Another concern: Should Guskiewicz be shown the door, his replacement can be chosen by Hans. Last year, the System adopted new rules giving the president more power to decide who is hired as chancellor at each campus, thereby bypassing the traditional selection process, which typically includes input from the university community. That means UNC’s largest constituencies — its students and faculty — are left with very little power and almost no say.

Let’s be clear: Guskiewicz has struggled as chancellor. He applauded then tried to distance himself from the 2019 deal to pay $2.5 million to the Sons of Confederate Veterans to take the Silent Sam statue off UNC’s hands. In 2020, UNC ignored public health guidance to bring students back to campus — then reversed itself — as COVID surged. Now, UNC is reeling from bad headlines and faculty turmoil surrounding Hannah-Jones’ decision not to accept a belated offer of tenure at the Hussman School of Journalism and Media.

UNC’s problems didn’t begin with Guskiewicz and likely wouldn’t end with his departure.
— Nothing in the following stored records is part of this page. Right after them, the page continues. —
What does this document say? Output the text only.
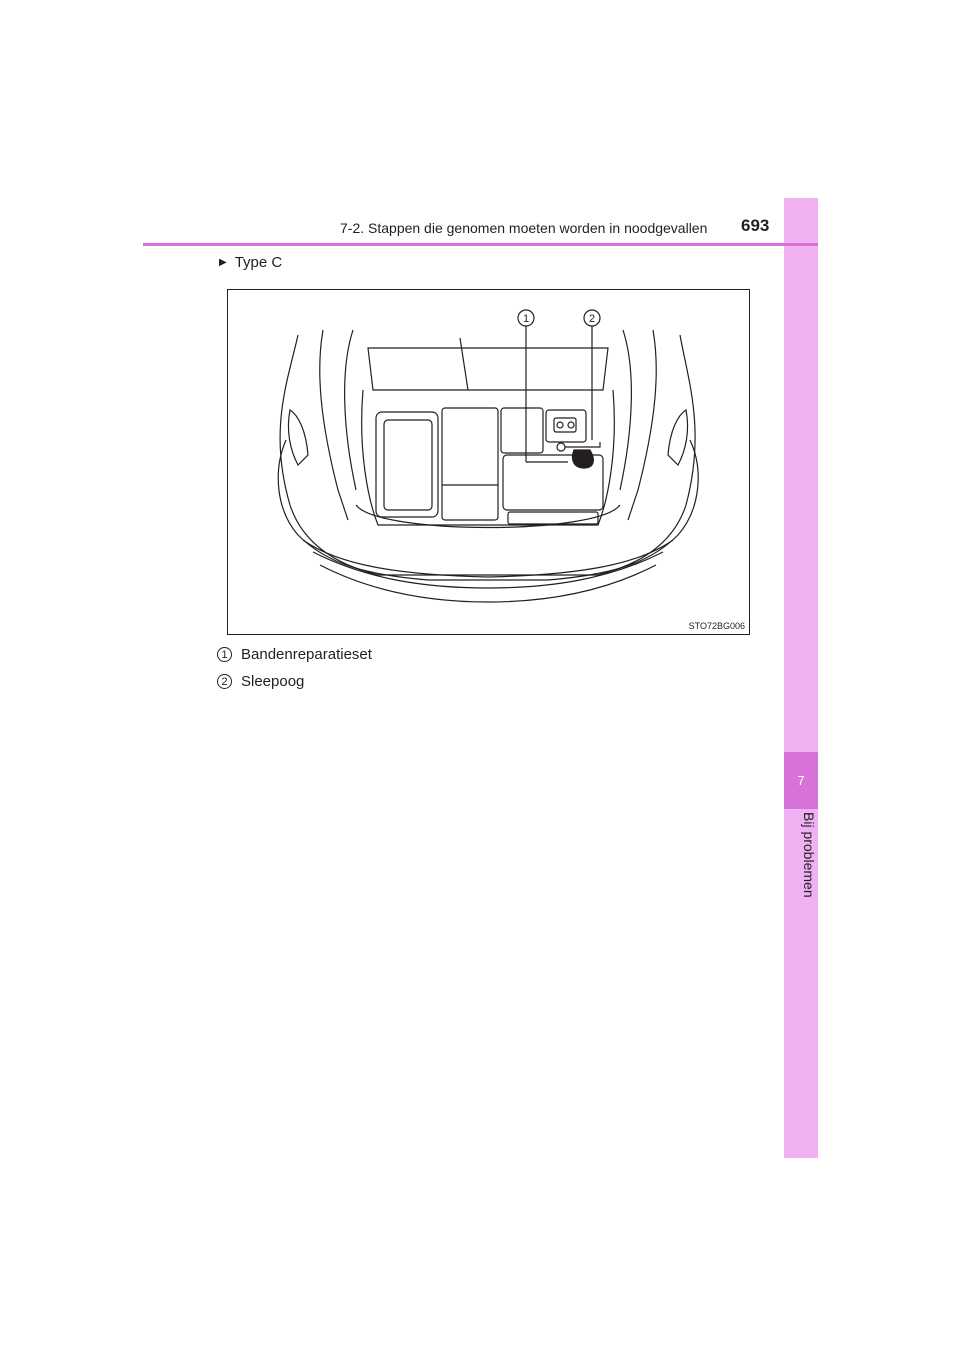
7
Bij problemen
7-2. Stappen die genomen moeten worden in noodgevallen 693
▶ Type C
1	2
STO72BG006
1 Bandenreparatieset
2 Sleepoog
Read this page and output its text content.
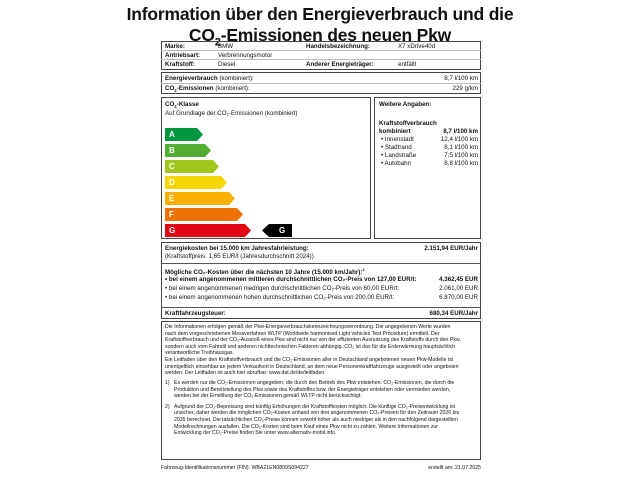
Information über den Energieverbrauch und die
$CO_2$-Emissionen des neuen Pkw
Marke:	BMW	Handelsbezeichnung:	X7 xDrive40d
Antriebsart:	Verbrennungsmotor
Kraftstoff:	Diesel	Anderer Energieträger:	entfällt
Energieverbrauch (kombiniert):	8,7 l/100 km
$CO_2$-Emissionen (kombiniert):	229 g/km
$CO_2$-Klasse
Auf Grundlage der CO₂-Emissionen (kombiniert)
A
B
C
D
E
F
G	G
Weitere Angaben:
Kraftstoffverbrauch
kombiniert	8,7 l/100 km
• Innenstadt	12,4 l/100 km
• Stadtrand	8,1 l/100 km
• Landstraße	7,5 l/100 km
• Autobahn	8,8 l/100 km
Energiekosten bei 15.000 km Jahresfahrleistung:	2.151,94 EUR/Jahr
(Kraftstoffpreis: 1,65 EUR/l (Jahresdurchschnitt 2024))
Mögliche CO₂-Kosten über die nächsten 10 Jahre (15.000 km/Jahr):$^2$
• bei einem angenommenen mittleren durchschnittlichen CO₂-Preis von 127,00 EUR/t:	4.362,45 EUR
• bei einem angenommenen niedrigen durchschnittlichen CO₂-Preis von 60,00 EUR/t:	2.061,00 EUR
• bei einem angenommenen hohen durchschnittlichen CO₂-Preis von 200,00 EUR/t:	6.870,00 EUR
Kraftfahrzeugsteuer:	680,34 EUR/Jahr
Die Informationen erfolgen gemäß der Pkw-Energieverbrauchskennzeichnungsverordnung. Die angegebenen Werte wurden
nach dem vorgeschriebenen Messverfahren WLTP (Worldwide harmonised Light vehicles Test Procedure) ermittelt. Der
Kraftstoffverbrauch und der CO₂-Ausstoß eines Pkw sind nicht nur von der effizienten Ausnutzung des Kraftstoffs durch den Pkw,
sondern auch vom Fahrstil und anderen nichttechnischen Faktoren abhängig. CO₂ ist das für die Erderwärmung hauptsächlich
verantwortliche Treibhausgas.
Ein Leitfaden über den Kraftstoffverbrauch und die CO₂-Emissionen aller in Deutschland angebotenen neuen Pkw-Modelle ist
unentgeltlich einsehbar an jedem Verkaufsort in Deutschland, an dem neue Personenkraftfahrzeuge ausgestellt oder angeboten
werden. Der Leitfaden ist auch hier abrufbar: www.dat.de/de/leitfaden.
1) Es werden nur die CO₂-Emissionen angegeben, die durch den Betrieb des Pkw entstehen. CO₂-Emissionen, die durch die
Produktion und Bereitstellung des Pkw sowie des Kraftstoffes bzw. der Energieträger entstehen oder vermieden werden,
werden bei der Ermittlung der CO₂-Emissionen gemäß WLTP nicht berücksichtigt.
2) Aufgrund der CO₂-Bepreisung sind künftig Erhöhungen der Kraftstoffkosten möglich. Die künftige CO₂-Preisentwicklung ist
unsicher, daher werden die möglichen CO₂-Kosten anhand von drei angenommenen CO₂-Preisen für den Zeitraum 2026 bis
2035 berechnet. Die tatsächlichen CO₂-Preise können sowohl höher als auch niedriger als in den nachfolgend dargestellten
Modellrechnungen ausfallen. Die CO₂-Kosten sind beim Kauf eines Pkw nicht zu zahlen. Weitere Informationen zur
Entwicklung der CO₂-Preise finden Sie unter www.alternativ-mobil.info.
Fahrzeug-Identifikationsnummer (FIN): WBA21EN0809S094227	erstellt am: 21.07.2025
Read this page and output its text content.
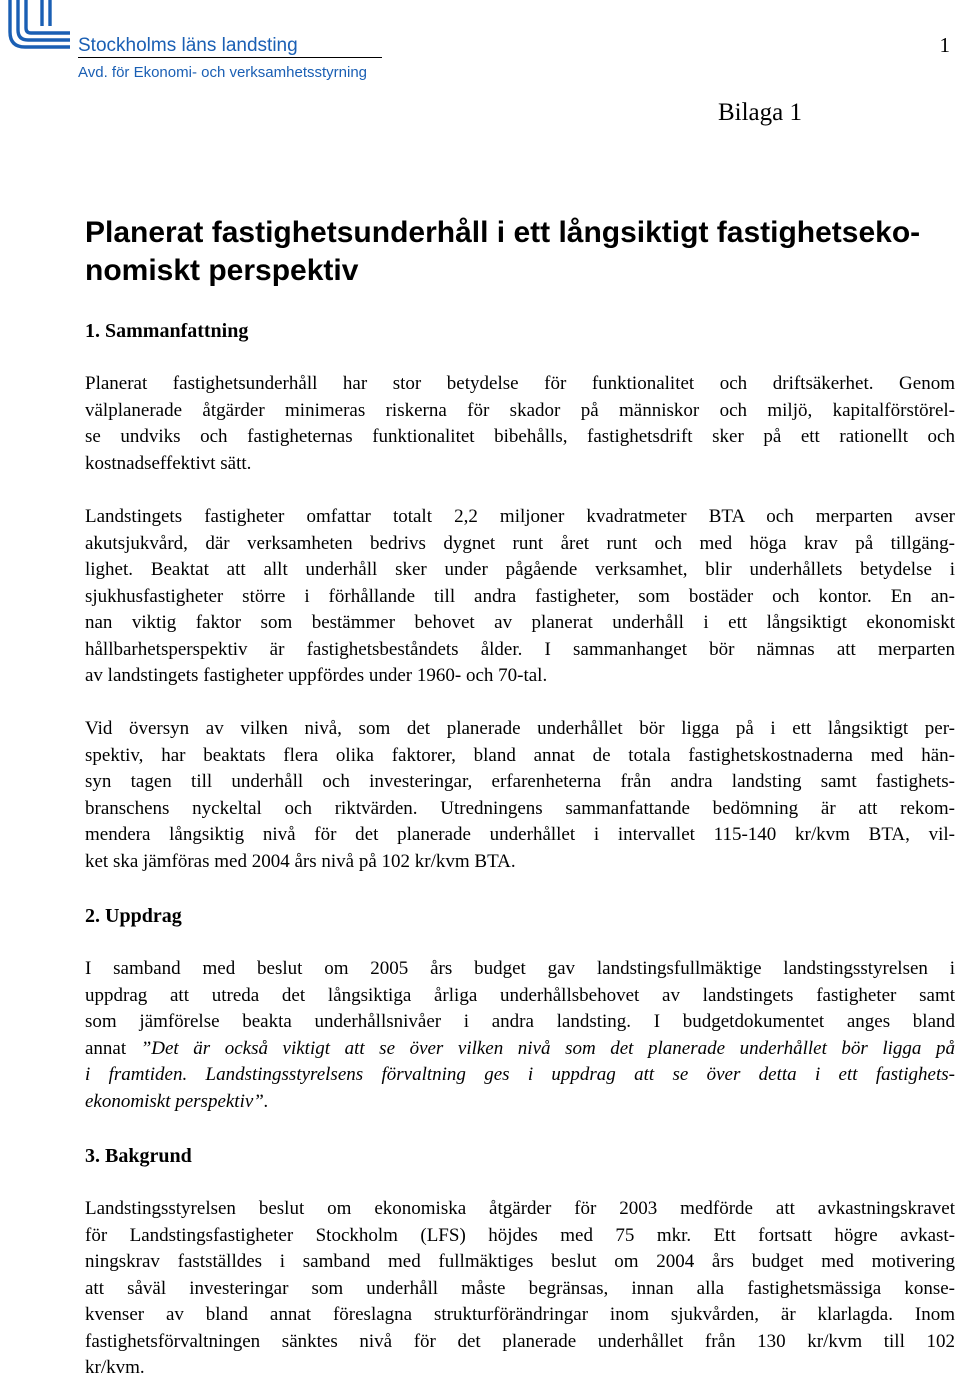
Stockholms läns landsting
Avd. för Ekonomi- och verksamhetsstyrning
1
Bilaga 1
Planerat fastighetsunderhåll i ett långsiktigt fastighetseko-
nomiskt perspektiv
1. Sammanfattning
Planerat fastighetsunderhåll har stor betydelse för funktionalitet och driftsäkerhet. Genom
välplanerade åtgärder minimeras riskerna för skador på människor och miljö, kapitalförstörel-
se undviks och fastigheternas funktionalitet bibehålls, fastighetsdrift sker på ett rationellt och
kostnadseffektivt sätt.
Landstingets fastigheter omfattar totalt 2,2 miljoner kvadratmeter BTA och merparten avser
akutsjukvård, där verksamheten bedrivs dygnet runt året runt och med höga krav på tillgäng-
lighet. Beaktat att allt underhåll sker under pågående verksamhet, blir underhållets betydelse i
sjukhusfastigheter större i förhållande till andra fastigheter, som bostäder och kontor. En an-
nan viktig faktor som bestämmer behovet av planerat underhåll i ett långsiktigt ekonomiskt
hållbarhetsperspektiv är fastighetsbeståndets ålder. I sammanhanget bör nämnas att merparten
av landstingets fastigheter uppfördes under 1960- och 70-tal.
Vid översyn av vilken nivå, som det planerade underhållet bör ligga på i ett långsiktigt per-
spektiv, har beaktats flera olika faktorer, bland annat de totala fastighetskostnaderna med hän-
syn tagen till underhåll och investeringar, erfarenheterna från andra landsting samt fastighets-
branschens nyckeltal och riktvärden. Utredningens sammanfattande bedömning är att rekom-
mendera långsiktig nivå för det planerade underhållet i intervallet 115-140 kr/kvm BTA, vil-
ket ska jämföras med 2004 års nivå på 102 kr/kvm BTA.
2. Uppdrag
I samband med beslut om 2005 års budget gav landstingsfullmäktige landstingsstyrelsen i
uppdrag att utreda det långsiktiga årliga underhållsbehovet av landstingets fastigheter samt
som jämförelse beakta underhållsnivåer i andra landsting. I budgetdokumentet anges bland
annat ”Det är också viktigt att se över vilken nivå som det planerade underhållet bör ligga på
i framtiden. Landstingsstyrelsens förvaltning ges i uppdrag att se över detta i ett fastighets-
ekonomiskt perspektiv”.
3. Bakgrund
Landstingsstyrelsen beslut om ekonomiska åtgärder för 2003 medförde att avkastningskravet
för Landstingsfastigheter Stockholm (LFS) höjdes med 75 mkr. Ett fortsatt högre avkast-
ningskrav fastställdes i samband med fullmäktiges beslut om 2004 års budget med motivering
att såväl investeringar som underhåll måste begränsas, innan alla fastighetsmässiga konse-
kvenser av bland annat föreslagna strukturförändringar inom sjukvården, är klarlagda. Inom
fastighetsförvaltningen sänktes nivå för det planerade underhållet från 130 kr/kvm till 102
kr/kvm.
UNC’s issues are primarily structural, rooted in how the school is governed and who really leads it. Even as leaders at UNC have come and gone, one thing has remained constant in recent years: the drumbeat of avoidable scandals and an administration that answers to a Republican-appointed Board of Governors. That’s not a coincidence. Getting rid of Guskiewicz isn’t going to change it. Replacing him with a political figure very well could make it worse.